The recession made sure that we wouldn’t really find out whether or not Gloria was in the developers’ pockets, but he’s certainly shown that he’s no radical rabblerouser. His vote to give hoteliers control of the San Diego Convention Center was an example of his willingness to play ball with the power-suit set. Still, all in all, we’ll take what Gloria’s offered. He showed us a lot when he campaigned against Prop. B this past fall. We were there in Hillcrest one evening when Gloria debated Lani Lutar, president and CEO of the San Diego County Taxpayers Association, over Prop. B and, in our view, won going away.

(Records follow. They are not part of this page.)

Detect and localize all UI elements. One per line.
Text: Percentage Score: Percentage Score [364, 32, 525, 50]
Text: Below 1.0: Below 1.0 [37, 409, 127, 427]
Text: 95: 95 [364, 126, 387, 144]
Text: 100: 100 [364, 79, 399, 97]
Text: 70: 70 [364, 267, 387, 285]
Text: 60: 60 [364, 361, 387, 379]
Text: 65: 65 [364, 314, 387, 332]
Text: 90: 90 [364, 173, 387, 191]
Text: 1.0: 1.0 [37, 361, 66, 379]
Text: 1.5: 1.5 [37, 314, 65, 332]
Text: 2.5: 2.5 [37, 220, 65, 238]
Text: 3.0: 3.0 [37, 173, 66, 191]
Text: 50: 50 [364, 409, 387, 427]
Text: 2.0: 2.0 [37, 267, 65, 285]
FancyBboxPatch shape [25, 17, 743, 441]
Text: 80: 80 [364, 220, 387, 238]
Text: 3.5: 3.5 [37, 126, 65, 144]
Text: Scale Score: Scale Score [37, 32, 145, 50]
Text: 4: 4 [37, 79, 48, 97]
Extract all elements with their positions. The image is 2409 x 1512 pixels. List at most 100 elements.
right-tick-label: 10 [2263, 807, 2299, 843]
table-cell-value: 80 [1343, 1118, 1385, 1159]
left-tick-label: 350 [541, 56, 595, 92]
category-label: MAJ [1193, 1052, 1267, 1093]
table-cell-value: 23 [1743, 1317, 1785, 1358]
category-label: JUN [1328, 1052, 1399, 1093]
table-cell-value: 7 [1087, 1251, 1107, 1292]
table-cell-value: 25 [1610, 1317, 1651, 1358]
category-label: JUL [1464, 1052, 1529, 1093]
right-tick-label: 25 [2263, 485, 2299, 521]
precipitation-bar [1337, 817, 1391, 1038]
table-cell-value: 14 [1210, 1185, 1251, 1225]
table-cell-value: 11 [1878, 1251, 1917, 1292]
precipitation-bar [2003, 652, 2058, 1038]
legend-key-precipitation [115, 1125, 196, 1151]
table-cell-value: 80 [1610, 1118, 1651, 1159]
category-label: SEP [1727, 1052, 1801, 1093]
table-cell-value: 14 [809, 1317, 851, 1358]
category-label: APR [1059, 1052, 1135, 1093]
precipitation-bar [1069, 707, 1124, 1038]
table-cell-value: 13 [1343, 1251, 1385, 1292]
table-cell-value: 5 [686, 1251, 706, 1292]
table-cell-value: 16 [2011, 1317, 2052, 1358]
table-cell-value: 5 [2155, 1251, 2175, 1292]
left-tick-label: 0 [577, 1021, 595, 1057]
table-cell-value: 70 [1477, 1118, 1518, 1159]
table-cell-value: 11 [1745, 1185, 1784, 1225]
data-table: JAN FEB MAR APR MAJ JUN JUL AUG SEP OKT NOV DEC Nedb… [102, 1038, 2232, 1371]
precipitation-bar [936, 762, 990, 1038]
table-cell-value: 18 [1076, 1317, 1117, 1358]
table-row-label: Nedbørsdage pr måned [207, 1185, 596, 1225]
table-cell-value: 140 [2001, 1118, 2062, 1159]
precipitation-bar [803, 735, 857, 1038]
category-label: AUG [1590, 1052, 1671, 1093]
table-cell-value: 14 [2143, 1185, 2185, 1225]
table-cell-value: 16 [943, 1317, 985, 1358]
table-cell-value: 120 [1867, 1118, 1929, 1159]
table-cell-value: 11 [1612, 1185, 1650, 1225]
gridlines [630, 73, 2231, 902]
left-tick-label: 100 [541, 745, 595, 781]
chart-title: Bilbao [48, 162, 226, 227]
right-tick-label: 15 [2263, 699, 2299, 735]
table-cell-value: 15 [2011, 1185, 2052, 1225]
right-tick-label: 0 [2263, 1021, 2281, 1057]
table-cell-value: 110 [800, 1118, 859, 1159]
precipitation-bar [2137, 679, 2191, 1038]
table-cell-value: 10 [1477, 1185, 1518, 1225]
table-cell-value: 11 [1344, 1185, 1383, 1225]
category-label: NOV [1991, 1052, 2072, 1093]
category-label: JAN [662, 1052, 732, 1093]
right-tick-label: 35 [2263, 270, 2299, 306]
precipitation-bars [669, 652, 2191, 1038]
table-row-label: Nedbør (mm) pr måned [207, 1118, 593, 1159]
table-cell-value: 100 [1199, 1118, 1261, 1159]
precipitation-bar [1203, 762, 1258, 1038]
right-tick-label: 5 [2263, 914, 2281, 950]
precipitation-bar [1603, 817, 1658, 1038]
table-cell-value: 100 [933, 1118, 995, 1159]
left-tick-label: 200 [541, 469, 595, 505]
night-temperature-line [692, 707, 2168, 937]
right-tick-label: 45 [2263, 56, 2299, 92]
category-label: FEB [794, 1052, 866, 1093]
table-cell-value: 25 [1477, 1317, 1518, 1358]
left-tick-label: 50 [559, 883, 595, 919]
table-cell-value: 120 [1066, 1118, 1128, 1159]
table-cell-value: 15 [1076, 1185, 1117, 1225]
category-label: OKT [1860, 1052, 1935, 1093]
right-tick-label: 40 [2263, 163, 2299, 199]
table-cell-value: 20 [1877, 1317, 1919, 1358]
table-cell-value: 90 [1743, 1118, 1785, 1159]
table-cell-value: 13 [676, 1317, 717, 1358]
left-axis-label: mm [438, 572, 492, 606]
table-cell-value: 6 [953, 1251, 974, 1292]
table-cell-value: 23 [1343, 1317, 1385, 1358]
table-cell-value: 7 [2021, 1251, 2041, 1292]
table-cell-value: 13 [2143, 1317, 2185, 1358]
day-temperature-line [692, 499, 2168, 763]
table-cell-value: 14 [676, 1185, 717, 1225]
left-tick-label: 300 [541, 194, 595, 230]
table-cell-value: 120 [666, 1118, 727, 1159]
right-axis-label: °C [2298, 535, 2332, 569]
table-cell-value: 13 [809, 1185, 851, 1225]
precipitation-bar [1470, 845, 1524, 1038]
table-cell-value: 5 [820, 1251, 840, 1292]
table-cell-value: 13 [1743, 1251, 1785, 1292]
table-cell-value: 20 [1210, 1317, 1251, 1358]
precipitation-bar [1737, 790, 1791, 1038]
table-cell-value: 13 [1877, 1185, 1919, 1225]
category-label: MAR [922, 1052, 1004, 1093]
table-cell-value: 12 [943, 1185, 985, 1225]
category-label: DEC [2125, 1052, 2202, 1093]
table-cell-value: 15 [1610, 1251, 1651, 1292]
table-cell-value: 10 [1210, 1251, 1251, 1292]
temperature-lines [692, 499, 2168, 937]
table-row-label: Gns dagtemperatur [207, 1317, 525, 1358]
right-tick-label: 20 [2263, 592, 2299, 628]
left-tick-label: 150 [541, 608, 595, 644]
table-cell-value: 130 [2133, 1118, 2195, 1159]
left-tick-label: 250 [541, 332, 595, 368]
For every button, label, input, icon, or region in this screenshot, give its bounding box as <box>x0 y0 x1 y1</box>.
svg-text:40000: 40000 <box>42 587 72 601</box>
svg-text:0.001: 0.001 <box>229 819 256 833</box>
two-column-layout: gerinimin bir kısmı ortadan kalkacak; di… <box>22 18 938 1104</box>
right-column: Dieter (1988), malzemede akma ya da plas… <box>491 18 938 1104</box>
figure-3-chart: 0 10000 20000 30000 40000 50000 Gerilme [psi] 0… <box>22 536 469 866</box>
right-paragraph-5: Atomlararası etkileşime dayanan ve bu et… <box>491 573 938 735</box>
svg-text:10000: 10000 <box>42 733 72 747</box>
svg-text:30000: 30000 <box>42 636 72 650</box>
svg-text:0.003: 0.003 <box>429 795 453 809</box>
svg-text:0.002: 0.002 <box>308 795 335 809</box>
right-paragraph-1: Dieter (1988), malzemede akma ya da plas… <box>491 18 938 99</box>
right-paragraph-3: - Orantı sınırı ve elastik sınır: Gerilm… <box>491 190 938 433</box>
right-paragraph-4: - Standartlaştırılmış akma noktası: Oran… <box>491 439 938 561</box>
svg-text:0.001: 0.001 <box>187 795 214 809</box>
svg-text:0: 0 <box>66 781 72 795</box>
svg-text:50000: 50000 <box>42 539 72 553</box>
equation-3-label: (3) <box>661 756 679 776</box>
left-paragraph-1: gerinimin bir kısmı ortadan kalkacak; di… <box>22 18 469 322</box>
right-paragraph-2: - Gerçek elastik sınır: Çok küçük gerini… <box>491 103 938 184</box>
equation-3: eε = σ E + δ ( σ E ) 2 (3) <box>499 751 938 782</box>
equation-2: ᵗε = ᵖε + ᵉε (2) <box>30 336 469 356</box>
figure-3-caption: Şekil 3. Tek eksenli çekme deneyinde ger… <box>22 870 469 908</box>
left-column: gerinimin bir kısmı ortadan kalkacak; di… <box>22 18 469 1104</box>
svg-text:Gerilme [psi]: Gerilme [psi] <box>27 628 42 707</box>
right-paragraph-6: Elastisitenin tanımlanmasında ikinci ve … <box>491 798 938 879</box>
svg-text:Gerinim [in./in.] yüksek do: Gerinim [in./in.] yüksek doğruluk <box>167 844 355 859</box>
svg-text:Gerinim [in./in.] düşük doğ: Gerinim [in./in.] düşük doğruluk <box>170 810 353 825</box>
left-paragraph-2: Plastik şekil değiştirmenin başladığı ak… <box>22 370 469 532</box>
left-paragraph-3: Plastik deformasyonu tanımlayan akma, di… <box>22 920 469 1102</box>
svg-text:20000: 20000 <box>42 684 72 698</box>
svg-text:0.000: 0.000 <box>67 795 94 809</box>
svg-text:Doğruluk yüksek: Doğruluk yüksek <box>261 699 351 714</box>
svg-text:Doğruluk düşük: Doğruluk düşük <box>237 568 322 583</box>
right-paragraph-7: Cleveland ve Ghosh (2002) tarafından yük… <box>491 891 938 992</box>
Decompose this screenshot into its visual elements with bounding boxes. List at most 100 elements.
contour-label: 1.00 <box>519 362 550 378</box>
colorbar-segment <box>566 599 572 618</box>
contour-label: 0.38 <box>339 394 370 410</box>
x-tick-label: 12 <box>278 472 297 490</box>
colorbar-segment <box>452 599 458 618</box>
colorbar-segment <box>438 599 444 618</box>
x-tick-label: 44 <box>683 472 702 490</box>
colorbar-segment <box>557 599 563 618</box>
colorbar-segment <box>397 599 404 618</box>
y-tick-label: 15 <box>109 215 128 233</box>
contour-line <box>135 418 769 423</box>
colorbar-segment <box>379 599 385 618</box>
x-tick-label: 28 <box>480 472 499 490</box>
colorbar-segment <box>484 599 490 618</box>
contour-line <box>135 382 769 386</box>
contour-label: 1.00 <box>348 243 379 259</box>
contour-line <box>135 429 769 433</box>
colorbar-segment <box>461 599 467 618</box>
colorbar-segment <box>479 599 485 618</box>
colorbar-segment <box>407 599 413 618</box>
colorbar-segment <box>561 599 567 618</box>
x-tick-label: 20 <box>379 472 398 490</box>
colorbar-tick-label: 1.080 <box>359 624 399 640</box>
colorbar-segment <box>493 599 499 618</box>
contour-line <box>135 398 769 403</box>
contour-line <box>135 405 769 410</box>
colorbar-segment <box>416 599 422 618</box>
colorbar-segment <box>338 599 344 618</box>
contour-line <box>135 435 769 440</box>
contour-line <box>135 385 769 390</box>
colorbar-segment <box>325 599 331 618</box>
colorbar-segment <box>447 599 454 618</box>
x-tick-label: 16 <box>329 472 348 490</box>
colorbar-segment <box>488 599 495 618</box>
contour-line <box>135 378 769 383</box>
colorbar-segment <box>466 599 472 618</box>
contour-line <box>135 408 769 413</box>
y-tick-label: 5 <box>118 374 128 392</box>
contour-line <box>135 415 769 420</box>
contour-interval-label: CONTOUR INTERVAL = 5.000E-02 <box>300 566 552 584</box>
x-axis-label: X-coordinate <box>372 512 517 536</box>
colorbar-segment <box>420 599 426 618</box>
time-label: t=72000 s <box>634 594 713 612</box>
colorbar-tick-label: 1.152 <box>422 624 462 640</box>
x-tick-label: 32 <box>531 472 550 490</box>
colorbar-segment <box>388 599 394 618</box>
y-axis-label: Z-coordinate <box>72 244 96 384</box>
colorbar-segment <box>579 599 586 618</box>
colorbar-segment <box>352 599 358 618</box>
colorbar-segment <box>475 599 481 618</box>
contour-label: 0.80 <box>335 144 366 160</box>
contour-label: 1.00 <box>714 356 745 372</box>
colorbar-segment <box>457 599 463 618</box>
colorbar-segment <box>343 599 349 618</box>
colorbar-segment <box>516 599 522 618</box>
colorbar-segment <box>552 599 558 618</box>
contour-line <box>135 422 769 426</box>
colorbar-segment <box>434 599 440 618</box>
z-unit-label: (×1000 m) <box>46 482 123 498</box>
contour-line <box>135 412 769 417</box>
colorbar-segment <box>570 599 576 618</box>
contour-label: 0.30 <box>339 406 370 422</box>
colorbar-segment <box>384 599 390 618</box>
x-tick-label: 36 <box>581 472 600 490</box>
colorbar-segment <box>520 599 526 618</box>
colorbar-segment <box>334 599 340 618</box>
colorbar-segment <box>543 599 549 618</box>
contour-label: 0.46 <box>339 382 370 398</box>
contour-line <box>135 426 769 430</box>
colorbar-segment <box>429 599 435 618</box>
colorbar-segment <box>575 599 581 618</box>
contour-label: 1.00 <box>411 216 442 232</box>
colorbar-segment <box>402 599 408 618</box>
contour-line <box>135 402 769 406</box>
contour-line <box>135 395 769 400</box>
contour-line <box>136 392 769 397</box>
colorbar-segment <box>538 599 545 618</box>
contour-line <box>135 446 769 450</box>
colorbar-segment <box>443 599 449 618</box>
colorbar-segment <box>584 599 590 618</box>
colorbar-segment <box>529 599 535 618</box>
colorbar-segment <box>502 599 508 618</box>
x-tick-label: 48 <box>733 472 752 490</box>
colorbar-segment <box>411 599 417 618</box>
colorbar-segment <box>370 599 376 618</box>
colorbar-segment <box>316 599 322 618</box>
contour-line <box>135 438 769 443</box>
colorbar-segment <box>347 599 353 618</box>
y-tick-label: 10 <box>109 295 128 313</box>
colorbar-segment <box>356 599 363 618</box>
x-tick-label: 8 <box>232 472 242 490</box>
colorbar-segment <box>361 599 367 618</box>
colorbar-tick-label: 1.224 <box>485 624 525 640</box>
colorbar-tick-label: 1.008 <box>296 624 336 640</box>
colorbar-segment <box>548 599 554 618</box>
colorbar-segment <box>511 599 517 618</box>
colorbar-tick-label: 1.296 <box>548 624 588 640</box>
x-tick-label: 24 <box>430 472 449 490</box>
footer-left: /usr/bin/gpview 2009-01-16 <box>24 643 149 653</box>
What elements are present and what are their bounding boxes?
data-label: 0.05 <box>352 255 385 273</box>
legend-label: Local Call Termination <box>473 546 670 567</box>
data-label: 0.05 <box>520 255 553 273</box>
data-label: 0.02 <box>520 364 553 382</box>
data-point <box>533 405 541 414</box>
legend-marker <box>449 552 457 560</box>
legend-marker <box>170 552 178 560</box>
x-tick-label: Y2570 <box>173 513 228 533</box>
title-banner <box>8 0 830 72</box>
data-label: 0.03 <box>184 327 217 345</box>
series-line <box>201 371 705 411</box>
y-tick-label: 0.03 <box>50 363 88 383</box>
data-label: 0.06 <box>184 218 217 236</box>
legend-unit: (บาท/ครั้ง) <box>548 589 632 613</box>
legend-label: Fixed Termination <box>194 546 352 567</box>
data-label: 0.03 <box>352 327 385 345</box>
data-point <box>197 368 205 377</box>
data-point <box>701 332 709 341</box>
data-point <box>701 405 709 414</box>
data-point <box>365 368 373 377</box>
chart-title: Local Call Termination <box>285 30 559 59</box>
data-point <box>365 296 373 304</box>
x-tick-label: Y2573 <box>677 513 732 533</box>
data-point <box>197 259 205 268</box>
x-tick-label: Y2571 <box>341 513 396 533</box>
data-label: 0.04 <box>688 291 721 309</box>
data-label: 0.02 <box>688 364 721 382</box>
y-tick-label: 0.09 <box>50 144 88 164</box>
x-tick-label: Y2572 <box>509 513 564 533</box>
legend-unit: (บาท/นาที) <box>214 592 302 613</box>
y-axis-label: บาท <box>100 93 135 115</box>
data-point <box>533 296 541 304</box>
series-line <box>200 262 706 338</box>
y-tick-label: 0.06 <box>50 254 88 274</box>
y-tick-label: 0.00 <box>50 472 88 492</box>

Gloria on Monday was voted in as the City Council’s fourth president, meaning that he’ll wield much power when it comes to what issues get their day in the sun, and he’ll set the tone and articulate the agenda for the legislative branch of city government. For us, he was best equipped for the job, considering both substance and style. He lunged out of the gate strong, backing a bond measure that would raise money to fix the city’s long-neglected infrastructure; we won’t know if we’ll support it until we see the details—maybe it’ll include money for a football stadium, which is a deal-breaker for us—but we like the boldness.
But now it gets tricky. First of all, will Gloria be on the council for only two more years, rather than the final four of his allowable time? He’ll likely run for mentor Susan Davis’ seat in Congress when she decides to step down. That could be as soon as 2014. If so, can he lead the council and run for Congress at the same time?
There was a lot of talk of bipartisanship on Monday. We’d like Gloria to go full-on liberal with every policy vote and agenda item, but we understand that most San Diegans are closer to the center politically. Still, as they say, elections have consequences. While we can’t let perfect be the enemy of the good, Gloria has to lean left and put colleagues David Alvarez, Marti Emerald and Sherri Lightner in charge of key committees.
How will Gloria work with Mayor Bob Filner? Filner’s framing his approach as putting neighborhoods ahead of Downtown. Gloria represents Downtown. We’re backing Filner’s neighborhood focus, and as long as Gloria views Downtown as a neighborhood where people live, rather than the place where the power suits do their business, everything should be fine.
We were thrilled when, in his inauguration speech, Gloria made combating homelessness his first priority after the infrastructure bond measure. Now he has to follow up by insisting that funding be found for next winter’s emergency homeless shelter. It’s not ideal accommodations for human beings, not by a long shot, but it fills up every year, and that means it’s better than the cold streets at night. Even after the vaunted Connections Housing homeless-services center opens, there will still be a need. We trust that Gloria understands that.
We’re prepared for Gloria to disappoint us occasionally, when the political math points him in unfortunate directions, but when we step back and see that we have Filner and Gloria leading the way, considering that it could have been Republicans Carl DeMaio and Kevin Faulconer? Are you kidding? We’ll drink to that.